The reality is Hoboken taxpayers have no liability in any shape or form for the private agreement reached on the former CEO's severance agreement. It's primarily an agreement being mostly paid by the owners in waiting: HUMC - Bayonne's Holdco.
As the Jersey Journal made their claim attempting to act as a stand-in for the Hoboken taxpayer, the basic fact of the entire story was wrong. It also stated the resignation of Spiros Hatrias from the position but the Hospital Authority agreed to a severance. While technically true, this is not entirely accurate either. No one can comment on the agreement between the parties and most observers don't take the former CEO's resignation on its face.
Enter stage right, where Councilwoman Beth Mason comes in to decry transparency. Oddly, for a complex transaction of this type where failure would mean closure for the hospital with a far bigger bill to the taxpayers, Mason has no problem playing politics on the matter with those stakes. It's been her calling card on the issue. As MSV Court Jester Mattacino writes in part:
Once more, Ma$on reveals she know nothing about why the RFP process must be discreet, how the bids must be private so we, the owners, were not disadvantaged, and that she knows nothing about the corporate world since any CEO would have required some kind of buy-out clause before accepting this position, a contract not of Zimmer's making.
The City of Hoboken isn't going to skate should the State provide an approval of the hospital sale next month. Hoboken is listed on the creditor's list for seven figures.

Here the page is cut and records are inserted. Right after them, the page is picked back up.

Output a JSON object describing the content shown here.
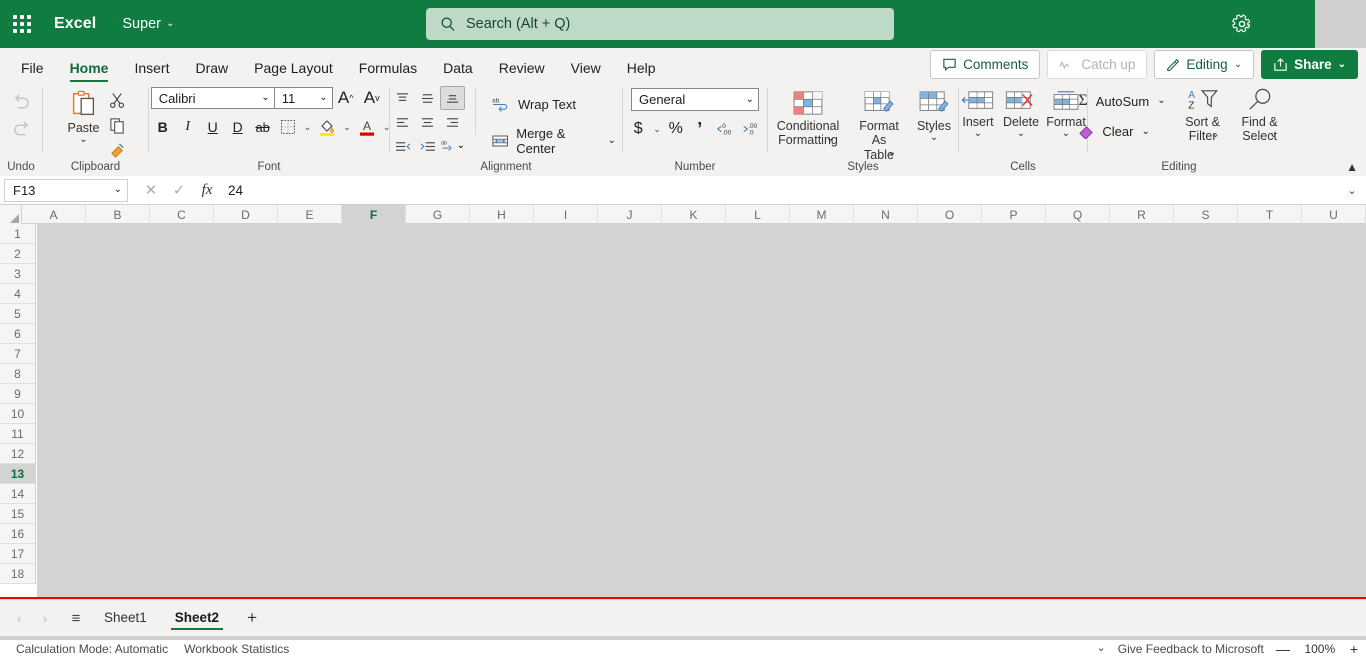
{
  "titlebar": {
    "waffle_tooltip": "App launcher",
    "app_name": "Excel",
    "doc_name": "Super",
    "doc_chevron": "⌄",
    "gear_icon": "settings-gear"
  },
  "search": {
    "placeholder": "Search (Alt + Q)",
    "icon": "search-icon"
  },
  "tabs": [
    {
      "label": "File",
      "active": false
    },
    {
      "label": "Home",
      "active": true
    },
    {
      "label": "Insert",
      "active": false
    },
    {
      "label": "Draw",
      "active": false
    },
    {
      "label": "Page Layout",
      "active": false
    },
    {
      "label": "Formulas",
      "active": false
    },
    {
      "label": "Data",
      "active": false
    },
    {
      "label": "Review",
      "active": false
    },
    {
      "label": "View",
      "active": false
    },
    {
      "label": "Help",
      "active": false
    }
  ],
  "tab_actions": {
    "comments": "Comments",
    "catch_up": "Catch up",
    "editing": "Editing",
    "editing_chevron": "⌄",
    "share": "Share",
    "share_chevron": "⌄"
  },
  "ribbon": {
    "undo": {
      "label": "Undo",
      "undo_icon": "undo-arrow-icon",
      "redo_icon": "redo-arrow-icon"
    },
    "clipboard": {
      "label": "Clipboard",
      "paste": "Paste",
      "paste_chevron": "⌄",
      "cut_icon": "scissors-icon",
      "copy_icon": "copy-icon",
      "format_painter_icon": "format-painter-icon"
    },
    "font": {
      "label": "Font",
      "font_name": "Calibri",
      "font_size": "11",
      "grow_font": "A",
      "shrink_font": "A",
      "bold": "B",
      "italic": "I",
      "underline": "U",
      "double_underline": "D",
      "strikethrough": "ab",
      "borders_icon": "borders-icon",
      "fill_color_icon": "fill-color-icon",
      "font_color_icon": "font-color-icon",
      "chevron": "⌄"
    },
    "alignment": {
      "label": "Alignment",
      "wrap_text": "Wrap Text",
      "merge_center": "Merge & Center",
      "merge_chevron": "⌄",
      "orientation_chevron": "⌄"
    },
    "number": {
      "label": "Number",
      "format": "General",
      "format_chevron": "⌄",
      "currency": "$",
      "currency_chevron": "⌄",
      "percent": "%",
      "comma": "’",
      "increase_decimal": "increase-decimal-icon",
      "decrease_decimal": "decrease-decimal-icon"
    },
    "styles": {
      "label": "Styles",
      "conditional_formatting": "Conditional Formatting",
      "conditional_chevron": "⌄",
      "format_as_table": "Format As Table",
      "table_chevron": "⌄",
      "cell_styles": "Styles",
      "styles_chevron": "⌄"
    },
    "cells": {
      "label": "Cells",
      "insert": "Insert",
      "delete": "Delete",
      "format": "Format",
      "chevron": "⌄"
    },
    "editing": {
      "label": "Editing",
      "autosum": "AutoSum",
      "autosum_chevron": "⌄",
      "clear": "Clear",
      "clear_chevron": "⌄",
      "sort_filter": "Sort & Filter",
      "sort_chevron": "⌄",
      "find_select": "Find & Select",
      "find_chevron": "⌄"
    },
    "collapse_icon": "chevron-up-icon"
  },
  "formula_bar": {
    "name_box": "F13",
    "name_box_chevron": "⌄",
    "cancel_icon": "cancel-x-icon",
    "enter_icon": "enter-check-icon",
    "fx_icon": "fx",
    "value": "24",
    "expand_chevron": "⌄"
  },
  "grid": {
    "columns": [
      "A",
      "B",
      "C",
      "D",
      "E",
      "F",
      "G",
      "H",
      "I",
      "J",
      "K",
      "L",
      "M",
      "N",
      "O",
      "P",
      "Q",
      "R",
      "S",
      "T",
      "U"
    ],
    "selected_column": "F",
    "rows": [
      "1",
      "2",
      "3",
      "4",
      "5",
      "6",
      "7",
      "8",
      "9",
      "10",
      "11",
      "12",
      "13",
      "14",
      "15",
      "16",
      "17",
      "18"
    ],
    "selected_row": "13",
    "selected_cell": "F13"
  },
  "sheets": {
    "prev_icon": "‹",
    "next_icon": "›",
    "all_sheets_icon": "≡",
    "tabs": [
      {
        "label": "Sheet1",
        "active": false
      },
      {
        "label": "Sheet2",
        "active": true
      }
    ],
    "add_label": "+"
  },
  "status": {
    "calculation_mode": "Calculation Mode: Automatic",
    "workbook_statistics": "Workbook Statistics",
    "options_chevron": "⌄",
    "feedback": "Give Feedback to Microsoft",
    "zoom_out": "—",
    "zoom_level": "100%",
    "zoom_in": "+"
  },
  "colors": {
    "brand_green": "#107c41",
    "search_bg": "#bed9c8",
    "ribbon_bg": "#f3f2f1",
    "grid_area": "#d3d3d3",
    "highlight_red": "#ee0000"
  }
}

An unconfirmed creditor listing shows Hoboken is on the hook for $1.9 million. It shows as $1,007,749 to the Hoboken Parking Authority and $903,638 to the City of Hoboken. The City will have to await bankruptcy determinations on how much of the total will be recovered.
|Butchering the hospital story on "behalf" of the Hoboken taxpayer.|
The Jersey Journal got it all wrong on who pays severance to the ex-CEO
Talking Ed Note: The hostility of the local media on this deal is interesting as it's joined the politics while almost entirely ignoring the risk of the $52 million to Hoboken taxpayers.
The Jersey Journal acted as if it was noting this on behalf of the Hoboken taxpayers. When was the last time they did that when Hoboken was being robbed outright by its corrupt Old Guard political class?
Last weekend, the Hudson Reporter ran amok calling the deal a political "Christmas" gift to the mayor overlooking the far larger matter of the hospital staying open and the $52 million bond removed from the taxpayer's necks.